Some gardeners use landscape fabric under the bark mulch, but I usually don’t. I find that pernicious weeds end up sending roots through the woven fabric, which makes weeding very difficult. Landscape fabric can also constrict perennials as they grow over time, smothering them.
What about plain old black plastic? I do not use. Sunshine breaks it down over time and makes a mess. It also prevents air and water from entering the soil, which must affect soil microorganisms. Also, the plastic ends up in the waste stream, which I want to avoid.
This is the time to prune lilacs, forsythias and other trees and shrubs that bloom in spring and early summer. They set their buds for the next spring in summer, so if you wait until fall to prune, you will reduce the number of flowers. But don’t grab a hedge trimmer and just zoom in a foot or two. Make every cut thoughtfully.
I start by deciding on the perfect height and shape for the shrub. I recently reduced the height of some lilacs from 12 feet or more to about eight more manageable feet. I cut each stem where two branches meet. If you cut a branch in a random place, the branch may not heal well. It heals best where two branches meet. Try to hide your cuts by cutting larger branches in places where foliage from other branches will obscure your surgery.
You can also trim tall, fall-blooming perennials by a third to delay flowering and create shorter plants. It’s best to do this in mid-May, but it’s not too late. Sometimes I’ll cut the outer stems off a large clump and leave the center stems full length. It gives me a longer bloom time and the lower stems help support the higher stems.
Be warned: not all perennials will flower if you prune them. I wouldn’t do this for peonies or irises, for example, but something like an aster will respond well. Experiment with a few plants at first. Better yet, read Tracy DiSabato Aust’s book, “The Well Tended Perennial Garden: Planting and Pruning Techniques.” It contains detailed advice for the most common garden plants.
If we have a dry summer, you may need to water.

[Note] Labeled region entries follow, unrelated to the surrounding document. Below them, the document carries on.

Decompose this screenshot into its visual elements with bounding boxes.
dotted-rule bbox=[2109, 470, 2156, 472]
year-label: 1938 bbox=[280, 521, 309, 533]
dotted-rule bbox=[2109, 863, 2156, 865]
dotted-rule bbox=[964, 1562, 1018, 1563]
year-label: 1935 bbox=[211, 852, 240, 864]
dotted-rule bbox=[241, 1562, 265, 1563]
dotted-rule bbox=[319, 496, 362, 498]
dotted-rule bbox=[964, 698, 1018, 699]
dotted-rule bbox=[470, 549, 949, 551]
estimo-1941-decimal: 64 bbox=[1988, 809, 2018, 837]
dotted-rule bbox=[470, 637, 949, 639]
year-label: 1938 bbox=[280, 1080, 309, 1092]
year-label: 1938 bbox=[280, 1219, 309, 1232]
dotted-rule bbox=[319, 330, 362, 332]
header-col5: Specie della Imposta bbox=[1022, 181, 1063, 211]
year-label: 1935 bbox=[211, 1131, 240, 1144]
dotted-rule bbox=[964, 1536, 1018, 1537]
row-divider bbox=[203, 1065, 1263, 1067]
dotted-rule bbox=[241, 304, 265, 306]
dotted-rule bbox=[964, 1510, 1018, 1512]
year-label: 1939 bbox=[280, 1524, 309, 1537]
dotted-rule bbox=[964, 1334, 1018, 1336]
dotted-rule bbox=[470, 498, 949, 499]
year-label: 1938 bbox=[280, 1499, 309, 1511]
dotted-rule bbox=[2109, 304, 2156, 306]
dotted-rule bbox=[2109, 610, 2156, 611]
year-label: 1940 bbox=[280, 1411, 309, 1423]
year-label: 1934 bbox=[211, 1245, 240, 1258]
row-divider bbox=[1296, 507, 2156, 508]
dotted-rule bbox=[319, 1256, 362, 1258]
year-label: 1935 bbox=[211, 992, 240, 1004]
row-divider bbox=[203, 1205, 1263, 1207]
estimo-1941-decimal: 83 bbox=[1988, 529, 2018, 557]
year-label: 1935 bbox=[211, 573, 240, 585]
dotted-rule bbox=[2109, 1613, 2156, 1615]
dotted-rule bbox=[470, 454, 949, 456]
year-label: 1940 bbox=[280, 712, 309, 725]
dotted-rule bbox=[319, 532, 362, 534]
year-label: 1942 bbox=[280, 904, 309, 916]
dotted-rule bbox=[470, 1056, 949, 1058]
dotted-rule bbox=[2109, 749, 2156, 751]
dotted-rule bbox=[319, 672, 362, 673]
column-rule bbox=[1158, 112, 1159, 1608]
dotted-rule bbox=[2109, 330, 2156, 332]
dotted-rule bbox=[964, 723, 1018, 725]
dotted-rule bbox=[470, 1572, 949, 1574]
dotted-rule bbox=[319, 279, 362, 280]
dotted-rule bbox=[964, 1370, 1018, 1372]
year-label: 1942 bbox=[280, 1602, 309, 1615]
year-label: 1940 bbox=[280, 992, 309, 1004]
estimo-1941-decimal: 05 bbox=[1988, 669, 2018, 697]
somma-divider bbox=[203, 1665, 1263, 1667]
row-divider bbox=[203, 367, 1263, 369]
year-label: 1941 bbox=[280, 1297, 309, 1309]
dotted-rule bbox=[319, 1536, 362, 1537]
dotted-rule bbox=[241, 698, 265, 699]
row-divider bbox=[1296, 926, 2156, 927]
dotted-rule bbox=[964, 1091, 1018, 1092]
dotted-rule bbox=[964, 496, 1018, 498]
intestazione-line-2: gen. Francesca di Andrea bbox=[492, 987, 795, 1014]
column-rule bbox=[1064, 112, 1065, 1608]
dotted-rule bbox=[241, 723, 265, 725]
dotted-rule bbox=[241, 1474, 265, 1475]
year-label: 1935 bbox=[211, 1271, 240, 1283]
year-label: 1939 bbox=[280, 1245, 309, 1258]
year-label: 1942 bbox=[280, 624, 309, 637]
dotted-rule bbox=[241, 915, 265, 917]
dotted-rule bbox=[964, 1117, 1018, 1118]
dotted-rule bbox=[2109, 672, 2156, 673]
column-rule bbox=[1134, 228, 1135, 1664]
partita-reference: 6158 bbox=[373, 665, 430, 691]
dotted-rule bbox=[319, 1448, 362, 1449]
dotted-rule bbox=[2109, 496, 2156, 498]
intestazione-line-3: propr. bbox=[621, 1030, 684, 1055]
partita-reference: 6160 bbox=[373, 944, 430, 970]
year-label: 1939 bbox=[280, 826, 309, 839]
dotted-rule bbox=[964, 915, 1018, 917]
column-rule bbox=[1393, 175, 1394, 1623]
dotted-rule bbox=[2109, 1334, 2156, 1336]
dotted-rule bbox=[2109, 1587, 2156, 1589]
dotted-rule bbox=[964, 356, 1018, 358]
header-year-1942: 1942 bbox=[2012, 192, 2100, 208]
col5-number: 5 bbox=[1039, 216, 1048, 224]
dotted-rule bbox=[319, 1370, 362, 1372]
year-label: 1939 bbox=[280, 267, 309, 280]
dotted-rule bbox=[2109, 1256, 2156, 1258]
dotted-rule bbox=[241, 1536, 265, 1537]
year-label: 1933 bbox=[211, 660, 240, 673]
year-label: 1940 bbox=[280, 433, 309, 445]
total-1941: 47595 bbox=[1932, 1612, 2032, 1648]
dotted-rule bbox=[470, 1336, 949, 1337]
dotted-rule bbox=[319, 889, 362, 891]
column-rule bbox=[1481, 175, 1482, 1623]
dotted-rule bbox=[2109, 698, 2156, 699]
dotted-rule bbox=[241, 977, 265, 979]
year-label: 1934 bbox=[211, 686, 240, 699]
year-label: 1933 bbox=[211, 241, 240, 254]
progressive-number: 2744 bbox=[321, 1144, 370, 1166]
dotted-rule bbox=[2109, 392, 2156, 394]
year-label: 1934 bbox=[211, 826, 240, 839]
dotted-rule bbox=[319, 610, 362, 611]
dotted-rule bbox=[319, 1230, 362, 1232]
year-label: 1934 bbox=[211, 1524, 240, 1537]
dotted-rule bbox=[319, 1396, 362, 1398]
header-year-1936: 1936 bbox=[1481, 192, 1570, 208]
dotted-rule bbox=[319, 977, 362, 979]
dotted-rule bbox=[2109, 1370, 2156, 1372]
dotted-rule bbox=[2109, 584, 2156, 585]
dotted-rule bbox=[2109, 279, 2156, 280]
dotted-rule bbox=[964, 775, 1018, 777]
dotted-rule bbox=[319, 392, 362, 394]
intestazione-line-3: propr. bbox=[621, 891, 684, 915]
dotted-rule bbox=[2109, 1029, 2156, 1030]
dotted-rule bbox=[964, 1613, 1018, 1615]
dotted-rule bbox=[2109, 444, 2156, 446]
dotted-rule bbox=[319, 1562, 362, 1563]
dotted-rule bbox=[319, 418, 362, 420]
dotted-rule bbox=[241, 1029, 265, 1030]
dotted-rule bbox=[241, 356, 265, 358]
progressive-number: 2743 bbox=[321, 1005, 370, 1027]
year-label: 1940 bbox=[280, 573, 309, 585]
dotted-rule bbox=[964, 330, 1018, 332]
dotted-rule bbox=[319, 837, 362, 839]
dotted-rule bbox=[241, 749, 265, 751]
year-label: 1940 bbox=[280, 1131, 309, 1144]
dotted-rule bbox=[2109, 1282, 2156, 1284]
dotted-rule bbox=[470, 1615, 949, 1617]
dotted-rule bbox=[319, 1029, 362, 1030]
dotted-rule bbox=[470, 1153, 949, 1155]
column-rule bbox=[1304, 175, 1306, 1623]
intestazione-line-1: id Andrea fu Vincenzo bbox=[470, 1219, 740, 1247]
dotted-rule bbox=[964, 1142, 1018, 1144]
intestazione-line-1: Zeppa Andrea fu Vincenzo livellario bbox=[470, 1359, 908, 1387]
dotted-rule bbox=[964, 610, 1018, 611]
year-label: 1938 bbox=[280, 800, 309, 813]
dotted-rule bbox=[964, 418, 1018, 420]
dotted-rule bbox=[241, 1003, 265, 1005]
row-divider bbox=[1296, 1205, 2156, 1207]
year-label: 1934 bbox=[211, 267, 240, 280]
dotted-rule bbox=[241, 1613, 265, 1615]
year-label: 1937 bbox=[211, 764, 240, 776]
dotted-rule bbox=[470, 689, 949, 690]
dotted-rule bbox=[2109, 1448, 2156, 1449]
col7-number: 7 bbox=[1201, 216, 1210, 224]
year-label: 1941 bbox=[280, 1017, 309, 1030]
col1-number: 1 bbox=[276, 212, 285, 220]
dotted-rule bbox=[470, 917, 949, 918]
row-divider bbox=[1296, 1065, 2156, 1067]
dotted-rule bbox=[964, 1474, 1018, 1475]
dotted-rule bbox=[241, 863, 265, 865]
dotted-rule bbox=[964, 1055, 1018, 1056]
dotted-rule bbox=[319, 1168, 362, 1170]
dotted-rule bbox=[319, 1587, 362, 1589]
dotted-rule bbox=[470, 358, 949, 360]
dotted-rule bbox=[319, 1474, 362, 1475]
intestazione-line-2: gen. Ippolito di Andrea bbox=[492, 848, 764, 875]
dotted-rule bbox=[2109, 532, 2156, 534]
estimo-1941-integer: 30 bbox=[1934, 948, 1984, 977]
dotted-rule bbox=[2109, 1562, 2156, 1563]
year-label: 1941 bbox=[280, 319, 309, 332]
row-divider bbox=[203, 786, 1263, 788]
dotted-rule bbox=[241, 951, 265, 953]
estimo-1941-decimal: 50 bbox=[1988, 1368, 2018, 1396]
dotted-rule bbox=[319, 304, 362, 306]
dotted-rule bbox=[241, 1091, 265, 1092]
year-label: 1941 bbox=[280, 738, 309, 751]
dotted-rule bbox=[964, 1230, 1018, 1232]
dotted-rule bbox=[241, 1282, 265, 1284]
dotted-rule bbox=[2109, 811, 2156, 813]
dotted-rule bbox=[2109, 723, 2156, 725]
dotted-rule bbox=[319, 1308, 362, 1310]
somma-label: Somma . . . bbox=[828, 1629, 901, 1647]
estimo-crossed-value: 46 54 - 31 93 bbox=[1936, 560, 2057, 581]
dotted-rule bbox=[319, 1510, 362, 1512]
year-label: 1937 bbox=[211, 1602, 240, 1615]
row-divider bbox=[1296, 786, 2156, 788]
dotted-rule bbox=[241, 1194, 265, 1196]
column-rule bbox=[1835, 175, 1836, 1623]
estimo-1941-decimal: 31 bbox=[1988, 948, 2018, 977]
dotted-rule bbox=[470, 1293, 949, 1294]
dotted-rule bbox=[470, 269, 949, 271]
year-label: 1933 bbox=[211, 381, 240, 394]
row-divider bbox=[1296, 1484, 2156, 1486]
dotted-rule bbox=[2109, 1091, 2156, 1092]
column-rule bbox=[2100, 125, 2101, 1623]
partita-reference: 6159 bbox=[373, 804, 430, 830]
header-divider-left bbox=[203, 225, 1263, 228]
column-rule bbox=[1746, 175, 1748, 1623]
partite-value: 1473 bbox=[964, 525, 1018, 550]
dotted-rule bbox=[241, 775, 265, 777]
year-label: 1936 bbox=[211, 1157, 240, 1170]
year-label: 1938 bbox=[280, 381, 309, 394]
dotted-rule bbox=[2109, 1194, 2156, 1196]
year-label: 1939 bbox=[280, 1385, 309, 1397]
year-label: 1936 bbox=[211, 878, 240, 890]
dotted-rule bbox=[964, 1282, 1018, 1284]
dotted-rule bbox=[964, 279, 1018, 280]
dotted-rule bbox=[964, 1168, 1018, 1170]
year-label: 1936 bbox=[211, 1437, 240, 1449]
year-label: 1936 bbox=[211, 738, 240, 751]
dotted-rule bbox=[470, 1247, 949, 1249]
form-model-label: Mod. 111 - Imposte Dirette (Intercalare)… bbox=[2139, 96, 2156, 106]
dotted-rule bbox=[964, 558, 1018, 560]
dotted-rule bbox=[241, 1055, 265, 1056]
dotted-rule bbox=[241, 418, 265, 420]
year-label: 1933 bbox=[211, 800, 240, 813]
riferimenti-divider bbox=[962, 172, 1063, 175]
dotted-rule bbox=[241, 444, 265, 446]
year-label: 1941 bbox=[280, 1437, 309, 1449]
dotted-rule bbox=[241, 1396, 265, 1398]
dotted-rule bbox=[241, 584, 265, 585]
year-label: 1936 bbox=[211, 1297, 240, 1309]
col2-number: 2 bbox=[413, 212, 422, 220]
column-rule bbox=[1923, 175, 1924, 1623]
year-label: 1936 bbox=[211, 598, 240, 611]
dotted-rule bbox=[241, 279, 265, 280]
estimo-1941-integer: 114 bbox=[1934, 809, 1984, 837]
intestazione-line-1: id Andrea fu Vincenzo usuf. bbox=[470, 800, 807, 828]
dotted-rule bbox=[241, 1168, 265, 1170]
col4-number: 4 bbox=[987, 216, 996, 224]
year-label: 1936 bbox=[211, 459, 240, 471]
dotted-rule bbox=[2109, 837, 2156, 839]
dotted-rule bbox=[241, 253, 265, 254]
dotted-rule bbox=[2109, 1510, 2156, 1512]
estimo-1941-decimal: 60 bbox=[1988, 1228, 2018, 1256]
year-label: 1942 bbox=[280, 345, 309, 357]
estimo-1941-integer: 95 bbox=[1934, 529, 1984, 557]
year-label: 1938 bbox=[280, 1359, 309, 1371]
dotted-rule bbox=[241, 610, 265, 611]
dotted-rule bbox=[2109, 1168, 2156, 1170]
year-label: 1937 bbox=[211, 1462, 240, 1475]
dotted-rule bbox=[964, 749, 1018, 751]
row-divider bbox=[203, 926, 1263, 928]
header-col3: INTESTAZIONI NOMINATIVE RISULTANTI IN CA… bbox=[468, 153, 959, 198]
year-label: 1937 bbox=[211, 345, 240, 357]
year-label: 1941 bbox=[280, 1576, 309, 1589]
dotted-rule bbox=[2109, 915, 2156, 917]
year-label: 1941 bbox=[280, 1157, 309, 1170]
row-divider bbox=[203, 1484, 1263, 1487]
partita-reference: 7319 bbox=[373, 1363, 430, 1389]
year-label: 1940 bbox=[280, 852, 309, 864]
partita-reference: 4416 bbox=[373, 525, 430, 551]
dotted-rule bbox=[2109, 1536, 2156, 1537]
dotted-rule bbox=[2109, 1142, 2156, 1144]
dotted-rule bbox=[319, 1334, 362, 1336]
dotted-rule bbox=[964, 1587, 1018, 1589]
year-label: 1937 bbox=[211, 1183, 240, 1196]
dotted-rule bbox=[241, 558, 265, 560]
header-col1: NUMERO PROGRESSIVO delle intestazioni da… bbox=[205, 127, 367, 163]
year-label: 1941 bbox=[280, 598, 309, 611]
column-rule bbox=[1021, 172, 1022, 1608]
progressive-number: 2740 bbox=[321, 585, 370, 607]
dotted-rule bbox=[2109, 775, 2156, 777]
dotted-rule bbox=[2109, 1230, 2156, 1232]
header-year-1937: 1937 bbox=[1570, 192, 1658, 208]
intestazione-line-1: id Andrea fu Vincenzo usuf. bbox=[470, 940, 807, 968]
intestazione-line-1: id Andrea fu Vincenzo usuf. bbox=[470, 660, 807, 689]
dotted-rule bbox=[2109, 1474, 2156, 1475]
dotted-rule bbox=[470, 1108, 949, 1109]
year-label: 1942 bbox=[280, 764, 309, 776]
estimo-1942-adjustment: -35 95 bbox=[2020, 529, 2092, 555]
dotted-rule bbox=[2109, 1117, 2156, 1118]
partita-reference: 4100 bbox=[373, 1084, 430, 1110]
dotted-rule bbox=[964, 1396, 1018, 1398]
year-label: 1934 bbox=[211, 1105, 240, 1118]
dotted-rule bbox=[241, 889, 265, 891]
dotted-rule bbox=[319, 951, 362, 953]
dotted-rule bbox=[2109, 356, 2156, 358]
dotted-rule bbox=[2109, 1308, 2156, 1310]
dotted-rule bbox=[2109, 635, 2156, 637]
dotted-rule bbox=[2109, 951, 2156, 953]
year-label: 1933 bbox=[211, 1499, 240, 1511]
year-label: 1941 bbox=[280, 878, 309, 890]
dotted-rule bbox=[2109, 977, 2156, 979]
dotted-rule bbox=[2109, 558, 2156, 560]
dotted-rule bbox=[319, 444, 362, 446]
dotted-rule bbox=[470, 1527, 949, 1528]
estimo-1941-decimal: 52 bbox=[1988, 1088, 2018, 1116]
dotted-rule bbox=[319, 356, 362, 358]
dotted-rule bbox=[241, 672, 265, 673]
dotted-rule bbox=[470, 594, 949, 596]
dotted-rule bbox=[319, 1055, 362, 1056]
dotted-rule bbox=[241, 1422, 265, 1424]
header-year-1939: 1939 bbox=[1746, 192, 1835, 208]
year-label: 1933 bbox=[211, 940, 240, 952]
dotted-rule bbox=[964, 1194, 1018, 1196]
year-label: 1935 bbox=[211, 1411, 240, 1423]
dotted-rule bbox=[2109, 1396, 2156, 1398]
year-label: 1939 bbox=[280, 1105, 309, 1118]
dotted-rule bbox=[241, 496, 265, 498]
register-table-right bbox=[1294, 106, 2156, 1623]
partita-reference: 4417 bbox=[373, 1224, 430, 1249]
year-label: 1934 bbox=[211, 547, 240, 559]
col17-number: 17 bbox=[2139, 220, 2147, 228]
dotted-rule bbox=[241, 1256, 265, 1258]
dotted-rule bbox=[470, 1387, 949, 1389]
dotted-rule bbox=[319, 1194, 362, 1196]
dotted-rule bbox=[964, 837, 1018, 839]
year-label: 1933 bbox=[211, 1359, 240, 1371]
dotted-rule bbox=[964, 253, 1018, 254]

Established perennials shouldn’t need added water, but your vegetable patch might. I don’t favor overhead sprinklers because they water everything: plants, paths and weeds. I prefer a sprinkler wand, which is a device that I attach to my hose. This is a 30 inch aluminum wand with a sprinkler head and valve. I can direct the water exactly where I want it. I like a brand called Dramm because the sprinkler head provides quick and gentle watering.
Watering cans are good too. They allow you to see how much water you are applying. This is important for new trees, which need about 5 gallons per week. A sprinkler may seem to provide a lot of water, but it may not.
A sprinkler timer will provide water while you are on vacation. They attach to your faucet and allow you to use an overhead sprinkler or soaker hose. So don’t let your garden dictate your holiday schedule. With mulch and a sprinkler system, you can come home from vacation with nothing worse than a lawn to mow!